A potential hike in the council tax precept was raised as a concern, but Councillor Jo Talbot argued too much emphasis was being put on the financial implications.
“Obviously, it is of interest to taxpayers, but it’s not about that entirely – it’s about West Hill having its own council and identity,” she said.
The campaign group estimated Ottery residents would be hit by an annual rise in their council tax contribution of £24.11 [based on a Band D house] – assuming no savings are made as they anticipate. Cllr Talbot said this is ‘not a huge amount’.
Cllr Anne Edwards argued that the possible financial cost is ‘vital’ to the issue and Cllr Lyn Harding said that, to the average person, £24.11 is a huge jump. She accused campaign supporters of ‘glossing over’ this.
Cllr Christopher Hall said: “If that £24-a-year is so important as to deny the people of West Hill a bit of self-determination, it’s a very poor show.”
Early in the meeting, Cllr Hall asked if a decision had to be made and voiced fears that the talks would turn into an ‘us and them’ situation.
The mayor, Cllr Glyn Dobson, said EDDC had asked the town council for its decision, so ruled that one had to be made.
Cllr Dobson said: “You say you speak for the people of West Hill, but many people I speak to from West Hill do not want this.”

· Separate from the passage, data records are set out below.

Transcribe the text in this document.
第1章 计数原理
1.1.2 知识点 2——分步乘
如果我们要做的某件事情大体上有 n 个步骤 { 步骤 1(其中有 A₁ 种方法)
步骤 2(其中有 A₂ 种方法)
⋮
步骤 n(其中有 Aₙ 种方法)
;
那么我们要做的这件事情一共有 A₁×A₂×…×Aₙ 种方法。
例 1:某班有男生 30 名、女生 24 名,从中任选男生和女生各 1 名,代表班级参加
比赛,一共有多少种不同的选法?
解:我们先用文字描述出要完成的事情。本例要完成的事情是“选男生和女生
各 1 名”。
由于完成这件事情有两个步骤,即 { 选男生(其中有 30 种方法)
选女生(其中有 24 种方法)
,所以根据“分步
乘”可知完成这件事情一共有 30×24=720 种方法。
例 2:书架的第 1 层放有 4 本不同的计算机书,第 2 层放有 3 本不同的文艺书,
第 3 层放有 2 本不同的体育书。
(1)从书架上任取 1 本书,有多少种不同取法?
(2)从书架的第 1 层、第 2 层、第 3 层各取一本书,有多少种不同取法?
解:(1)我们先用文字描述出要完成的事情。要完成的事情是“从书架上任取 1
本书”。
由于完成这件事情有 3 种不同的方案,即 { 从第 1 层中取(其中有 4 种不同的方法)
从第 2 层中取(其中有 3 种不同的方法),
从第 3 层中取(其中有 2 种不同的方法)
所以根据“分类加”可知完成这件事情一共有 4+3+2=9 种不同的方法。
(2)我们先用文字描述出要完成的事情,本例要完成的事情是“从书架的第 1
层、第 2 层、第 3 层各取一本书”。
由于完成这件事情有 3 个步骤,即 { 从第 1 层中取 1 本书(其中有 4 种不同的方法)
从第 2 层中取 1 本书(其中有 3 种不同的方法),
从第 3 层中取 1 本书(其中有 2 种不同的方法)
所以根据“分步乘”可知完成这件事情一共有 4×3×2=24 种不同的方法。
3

He added that a number of facilities, such as the new library and The Station community centre, are paid for by the town council for everyone in the parish.
Cllr Elli Pang put forward a proposal that the town council vote against independent governance for West Hill on the premise the parish is ‘better together’.
Her motion was carried by a majority – but the three West Hill councillors present abstained from voting.
The town council’s response will be submitted to EDDC – where the final decision will be made.